A: Selbstverständlich leisten wir auch „Kaufberatungen“. Die fachmännische Inaugenscheinnahme vor dem Kauf eines Gebäudes ist nahezu zwingend erforderlich und verschafft dem Bauherrn bereits einen ersten wichtigen Überblick in Bezug auf die Bausubstanz sowie auf die zu erwartenden weiteren Investitionskosten.

F: Wenn das Haus fertig ist, betreuen Sie uns auch bei der Gestaltung des Gartens, des Hofes und evtl. bei Garage oder Carport?
A: Garage oder Carport sind meistens bereits Gegenstand der Gesamtplanung. Auf Wunsch übernehmen wir auch Planung, Ausschreibung, Vergabe, Bauüberwachung u. Abrechnung der Pflasterarbeiten etc.. Detaillierte Gartengestaltungen überlassen wir dem Bauherrn bzw. den entsprechenden Fachleuten.

F: Wir benötigen mehr Platz für unsere Familie. Machen Sie auch Vorschläge für An- und Umbauten?
A: Das „Bauen im Bestand“ ist eine zentrale Aufgabe eines jeden Architekten.

F: Ist es möglich eine Kostenplanung zu erstellen, in der schon individuelle Wünsche berücksichtigt sind?
A: Der Architekt erarbeitet individuelle Planungslösungen auf Grund von umfangreichen Vorbesprechungen mit dem Bauherrn. Die Kostenberechnung beinhaltet somit natürlich auch die individuellen Wünsche des Bauherrn.

F: Viele Bau-Unternehmen bieten Häuser zum Festpreis. Bieten Sie auch Festpreise an?
A: Bei der Kalkulation von Festpreisen muss der Unternehmer das max. Baurisiko einrechnen. Der oft zunächst vordergründig günstige „Festpreis“ erweist sich bei genauem Studium der Bauleistungsbeschreibung häufig als irreal, da verschiedene erforderliche Leistungen nicht beinhaltet sind.
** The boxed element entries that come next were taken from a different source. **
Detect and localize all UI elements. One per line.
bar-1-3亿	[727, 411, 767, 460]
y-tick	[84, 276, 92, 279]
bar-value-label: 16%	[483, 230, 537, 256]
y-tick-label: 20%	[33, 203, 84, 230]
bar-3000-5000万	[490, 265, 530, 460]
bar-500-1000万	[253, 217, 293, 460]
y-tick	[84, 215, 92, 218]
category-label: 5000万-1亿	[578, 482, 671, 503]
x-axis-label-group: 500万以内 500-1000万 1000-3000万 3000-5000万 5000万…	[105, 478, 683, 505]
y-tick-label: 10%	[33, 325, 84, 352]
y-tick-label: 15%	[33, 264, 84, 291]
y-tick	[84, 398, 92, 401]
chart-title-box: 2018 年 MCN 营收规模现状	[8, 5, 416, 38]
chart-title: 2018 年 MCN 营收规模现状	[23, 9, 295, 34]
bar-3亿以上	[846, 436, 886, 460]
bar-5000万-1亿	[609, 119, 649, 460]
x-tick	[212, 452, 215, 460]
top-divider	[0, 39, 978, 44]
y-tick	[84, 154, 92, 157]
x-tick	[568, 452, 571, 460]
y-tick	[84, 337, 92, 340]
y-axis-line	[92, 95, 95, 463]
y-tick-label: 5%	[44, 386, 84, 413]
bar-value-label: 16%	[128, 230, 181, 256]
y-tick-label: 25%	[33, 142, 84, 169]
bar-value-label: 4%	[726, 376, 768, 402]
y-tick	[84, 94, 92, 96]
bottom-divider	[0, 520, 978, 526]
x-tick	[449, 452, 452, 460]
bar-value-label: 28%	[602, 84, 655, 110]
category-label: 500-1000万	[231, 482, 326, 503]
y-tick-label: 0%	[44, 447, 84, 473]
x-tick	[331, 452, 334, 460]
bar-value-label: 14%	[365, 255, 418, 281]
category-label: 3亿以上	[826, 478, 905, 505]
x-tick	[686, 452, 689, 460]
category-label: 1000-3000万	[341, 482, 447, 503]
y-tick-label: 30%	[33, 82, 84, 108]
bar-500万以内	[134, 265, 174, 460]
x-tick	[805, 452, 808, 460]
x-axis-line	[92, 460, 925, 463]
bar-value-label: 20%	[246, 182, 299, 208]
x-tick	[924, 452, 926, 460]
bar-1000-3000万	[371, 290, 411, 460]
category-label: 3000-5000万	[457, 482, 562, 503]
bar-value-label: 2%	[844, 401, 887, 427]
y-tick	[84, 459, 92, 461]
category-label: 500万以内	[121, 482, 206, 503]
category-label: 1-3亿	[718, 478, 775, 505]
Oft werden zudem die „billigsten“ Materialien verwendet und eine insgesamt sehr „sparsame“ Bauausführung gewählt. Für den Bauherrn ist dies vor Vertragsabschluss häufig nicht ersichtlich. Zudem sind bekanntermaßen Ausführungs-änderungen vor oder während der Bauphase ohnehin unverhältnismäßig teuer, sodass der zunächst als günstig angesehene „Festpreis“ real oft nicht annähernd eingehalten wird. Die Kalkulation von Festpreisen beinhaltet jeweils auch einen Teil der Baunebenkosten (Leistung des Architekten, des Statikers, der Sonderfachleute für Schall- u. Wärmeschutz sowie ggf. weiterer Sonderfachleute). Wird z.B. während der Bauphase nur eine punktuelle Bauleitung erbracht, so erhöht dies zwar den Gewinn des Anbieters, für das Bauvorhaben sowie für den Bauherrn kann dies jedoch erhebliche Konsequenzen haben. Daher ist es nach unserer Überzeugung für den Bauherrn günstiger, sein individuelles Bauvorhaben konventionell erstellen zu lassen. Vorplanung = Kostenschätzung, Entwurfplanung = Kostenberechnung, Werkplanung -Ausschreibung = Kostenanschlag. Der Architekt arbeitet treuhänderisch für den Bauherrn.

F: Ich möchte ein Einfamilienhaus bauen. Kann ich mich an Sie wenden und ein erstes kostenloses Gespräch mit Ihnen führen?
A: Ein erstes Informationsgespräch über die Möglichkeiten des Bauens ist selbstverständlich kostenlos.